Sukses

Special Content: Kasus Kekerasan Seksual Terus Bertambah, Pengesahan RUU PKS Makin Mendesak

Indonesia saat ini dianggap berada dalam kondisi darurat kekerasan seksual sehingga desakan kian kuat untuk mengesahkan RUU PKS atau Rancangan Undang-Undangan Penghapusan Kekerasan Seksual.

Jakarta - Kasus pelecehan maupun kekerasan seksual terhadap perempuan kian marak. Beberapa kasus belakangan kembali menyita perhatian publik, karena melibatkan sosok yang dikenal.

Bulan lalu, anak anggota DPRD Kota Bekasi melakukan perkosaan kepada remaja putri berusia 15 tahun. Bukan hanya diperkosa, remaja putri itu bahkan diduga dijual oleh pelaku yang berusia 21 tahun hingga terkena penyakit kelamin.

Terbaru, influencer ternama tanah air, Gofar Hilman, dituding melakukan pelecehan seksual terhadap seorang perempuan pada 2018. Hal tersebut disampaikan sang korban dalam Twitter miliknya, yang kemudian viral.

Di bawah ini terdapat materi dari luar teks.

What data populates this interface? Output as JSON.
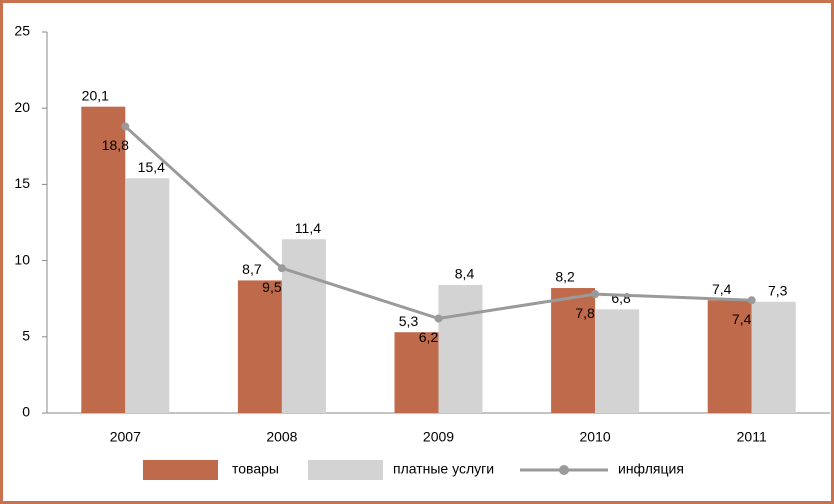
{
  "chart_data": {
    "type": "bar",
    "categories": [
      "2007",
      "2008",
      "2009",
      "2010",
      "2011"
    ],
    "series": [
      {
        "name": "товары",
        "color": "#bf6a4b",
        "values": [
          20.1,
          8.7,
          5.3,
          8.2,
          7.4
        ],
        "value_labels": [
          "20,1",
          "8,7",
          "5,3",
          "8,2",
          "7,4"
        ]
      },
      {
        "name": "платные услуги",
        "color": "#d3d3d3",
        "values": [
          15.4,
          11.4,
          8.4,
          6.8,
          7.3
        ],
        "value_labels": [
          "15,4",
          "11,4",
          "8,4",
          "6,8",
          "7,3"
        ]
      },
      {
        "name": "инфляция",
        "type": "line",
        "color": "#9a9a9a",
        "values": [
          18.8,
          9.5,
          6.2,
          7.8,
          7.4
        ],
        "value_labels": [
          "18,8",
          "9,5",
          "6,2",
          "7,8",
          "7,4"
        ]
      }
    ],
    "ylim": [
      0,
      25
    ],
    "yticks": [
      0,
      5,
      10,
      15,
      20,
      25
    ],
    "grid": false,
    "legend": "bottom"
  }
}
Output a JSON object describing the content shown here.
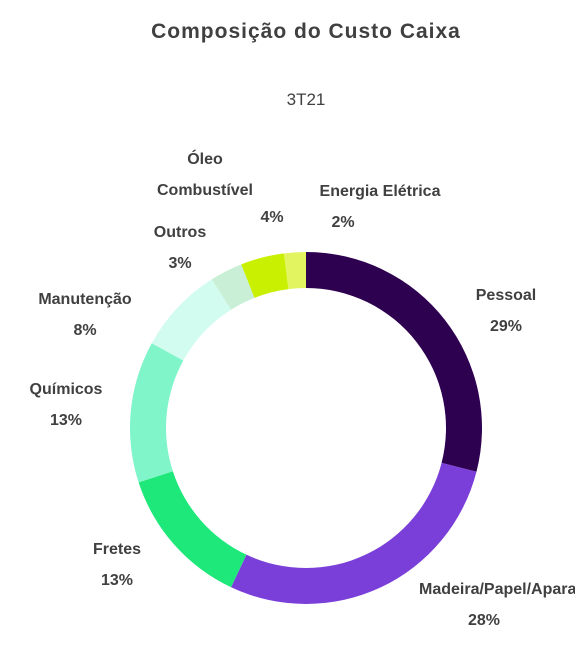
{
  "chart_data": {
    "type": "donut",
    "title": "Composição do Custo Caixa",
    "subtitle": "3T21",
    "categories": [
      "Pessoal",
      "Madeira/Papel/Aparas",
      "Fretes",
      "Químicos",
      "Manutenção",
      "Outros",
      "Óleo Combustível",
      "Energia Elétrica"
    ],
    "values": [
      29,
      28,
      13,
      13,
      8,
      3,
      4,
      2
    ],
    "value_labels": [
      "29%",
      "28%",
      "13%",
      "13%",
      "8%",
      "3%",
      "4%",
      "2%"
    ],
    "colors": [
      "#2d0050",
      "#7b3fd9",
      "#1fe87a",
      "#7ff5c9",
      "#d2fcef",
      "#c9f0d6",
      "#c8f000",
      "#e2f560"
    ]
  }
}
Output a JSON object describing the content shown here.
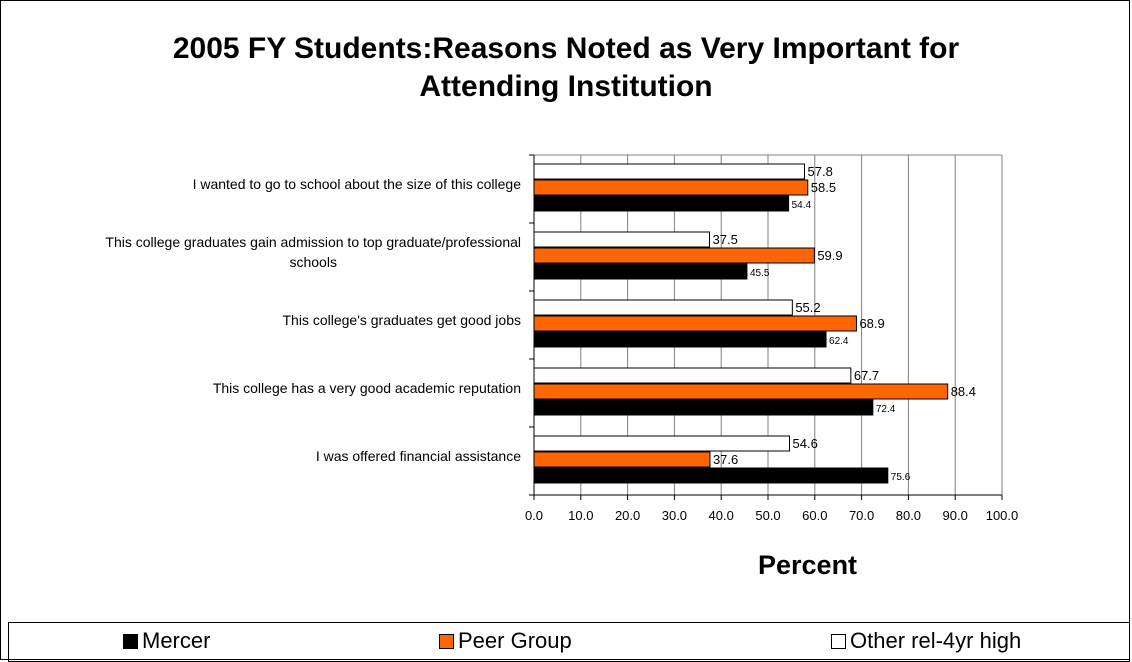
{
  "chart_data": {
    "type": "bar",
    "orientation": "horizontal",
    "title": "2005 FY Students:Reasons Noted as Very Important for Attending Institution",
    "title_lines": [
      "2005 FY Students:Reasons Noted as Very Important for",
      "Attending Institution"
    ],
    "xlabel": "Percent",
    "xlim": [
      0,
      100
    ],
    "x_ticks": [
      "0.0",
      "10.0",
      "20.0",
      "30.0",
      "40.0",
      "50.0",
      "60.0",
      "70.0",
      "80.0",
      "90.0",
      "100.0"
    ],
    "grid": true,
    "legend_position": "bottom",
    "categories": [
      [
        "I wanted to go to school about the size of this college"
      ],
      [
        "This college graduates gain admission to top graduate/professional",
        "schools"
      ],
      [
        "This college's graduates get good jobs"
      ],
      [
        "This college has a very good academic  reputation"
      ],
      [
        "I was offered financial assistance"
      ]
    ],
    "series": [
      {
        "name": "Mercer",
        "color": "#000000",
        "values": [
          54.4,
          45.5,
          62.4,
          72.4,
          75.6
        ],
        "labels": [
          "54.4",
          "45.5",
          "62.4",
          "72.4",
          "75.6"
        ]
      },
      {
        "name": "Peer Group",
        "color": "#FF6600",
        "values": [
          58.5,
          59.9,
          68.9,
          88.4,
          37.6
        ],
        "labels": [
          "58.5",
          "59.9",
          "68.9",
          "88.4",
          "37.6"
        ]
      },
      {
        "name": "Other rel-4yr high",
        "color": "#FFFFFF",
        "values": [
          57.8,
          37.5,
          55.2,
          67.7,
          54.6
        ],
        "labels": [
          "57.8",
          "37.5",
          "55.2",
          "67.7",
          "54.6"
        ]
      }
    ]
  }
}
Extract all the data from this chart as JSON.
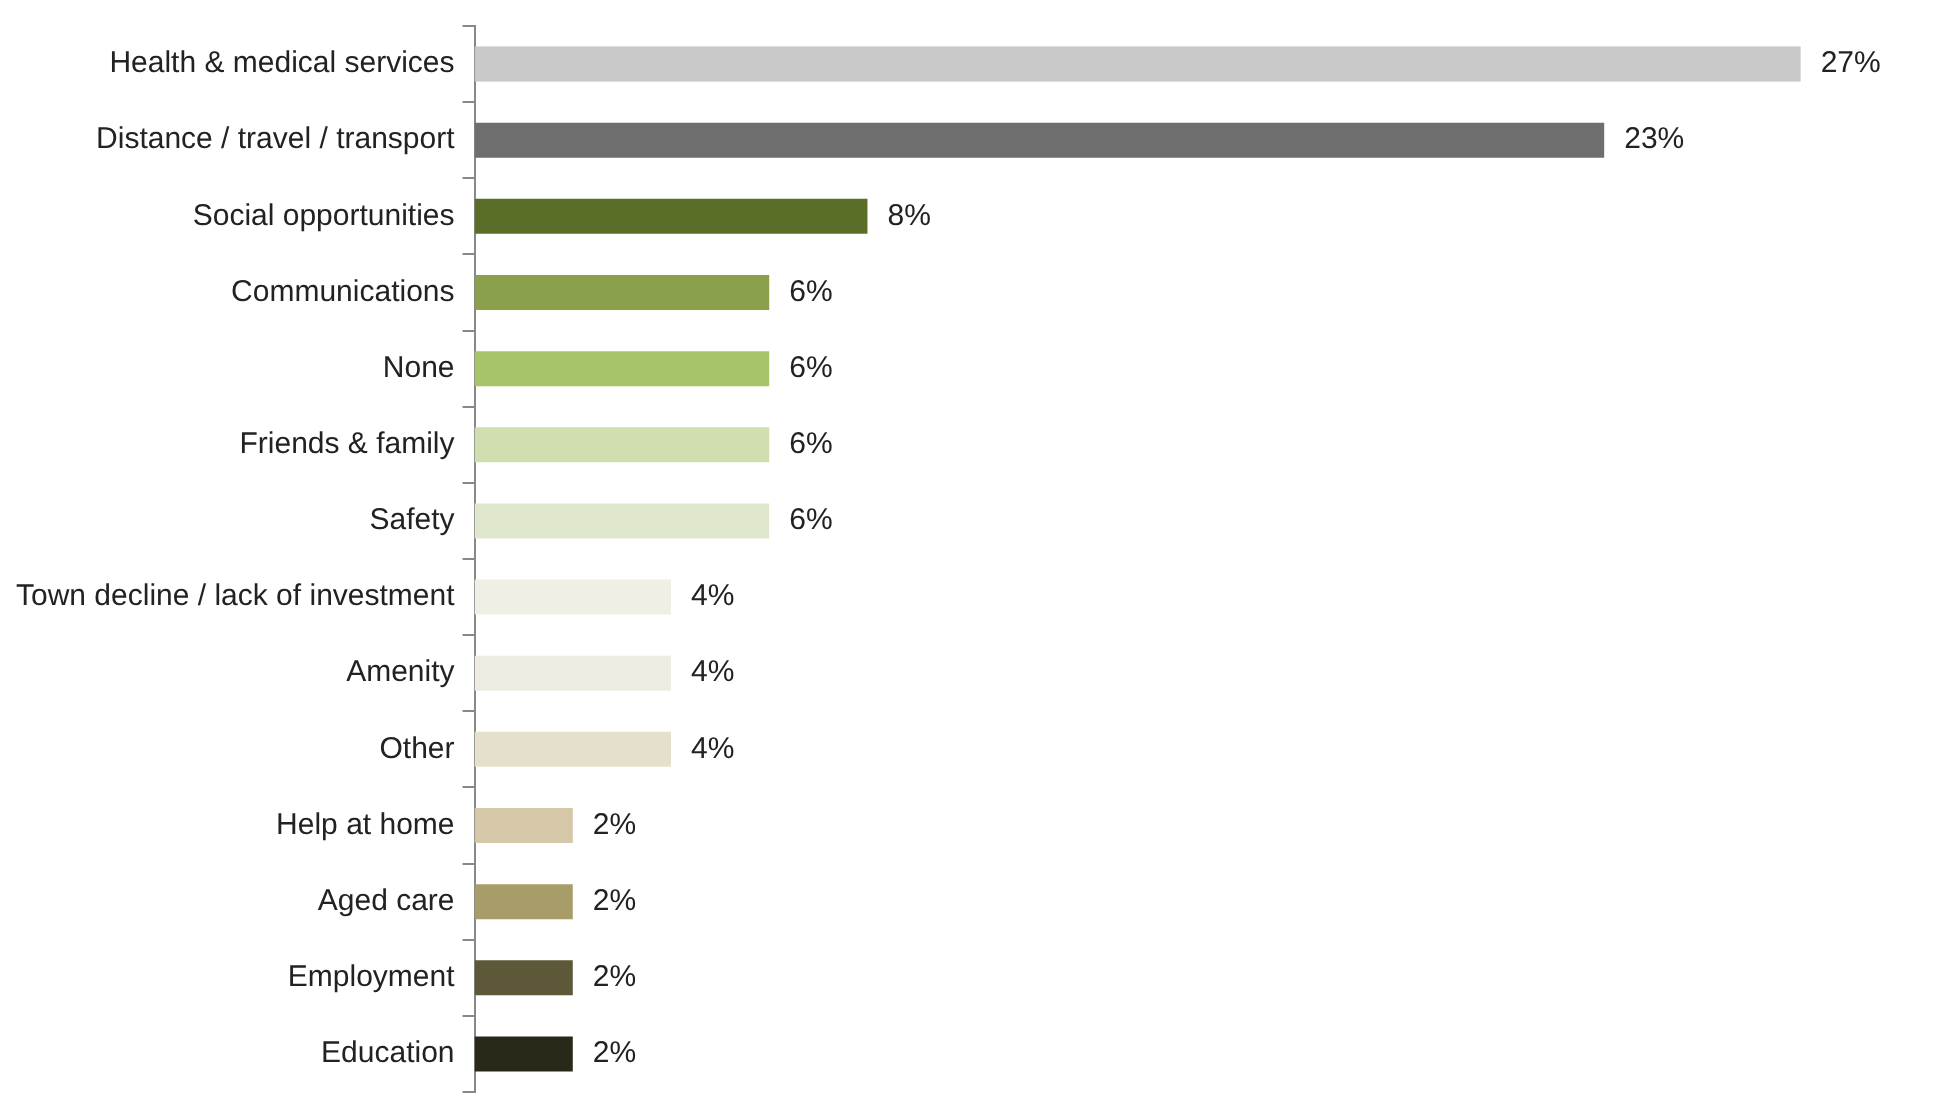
{
  "chart_data": {
    "type": "bar",
    "orientation": "horizontal",
    "categories": [
      "Health & medical services",
      "Distance / travel / transport",
      "Social opportunities",
      "Communications",
      "None",
      "Friends & family",
      "Safety",
      "Town decline / lack of investment",
      "Amenity",
      "Other",
      "Help at home",
      "Aged care",
      "Employment",
      "Education"
    ],
    "values": [
      27,
      23,
      8,
      6,
      6,
      6,
      6,
      4,
      4,
      4,
      2,
      2,
      2,
      2
    ],
    "value_labels": [
      "27%",
      "23%",
      "8%",
      "6%",
      "6%",
      "6%",
      "6%",
      "4%",
      "4%",
      "4%",
      "2%",
      "2%",
      "2%",
      "2%"
    ],
    "colors": [
      "#c8c8c8",
      "#6e6e6e",
      "#5a6e2a",
      "#8aa04a",
      "#a8c46a",
      "#d0deb0",
      "#dfe8cc",
      "#efefe5",
      "#eeece2",
      "#e4e0cc",
      "#d4c8a8",
      "#a89c68",
      "#5c5838",
      "#2a2818"
    ],
    "tick_labels": "y",
    "grid": false,
    "legend": false
  }
}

Rentetan kasus kekerasan seksual pada 2020 juga banyak menjadi sorotan seperti peristiwa di Denpasar. Kala itu korban yang hamil lalu dinikahkan dengan pemerkosanya. Parahnya, usai melahirkan korban malah kembali diperkosa oleh mertuanya.

Terdapat pula kasus pelecehan seksual yang dilakukan oleh pegawai sebuah gerai kopi modern kepada pelanggannya. Kemudian ada cerita remaja korban pemerkosaan yang dititipkan di rumah aman lembaga pemerintah Pusat Pelayanan Terpadu Pemberdayaan Perempuan Dan Anak (P2TP2A) Lampung Timur. Tapi, bukannya memperoleh perlindungan dan pendampingan, korban justru diperkosa kembali, kali ini pelakunya malah Kepala UPT P2TP2A itu sendiri.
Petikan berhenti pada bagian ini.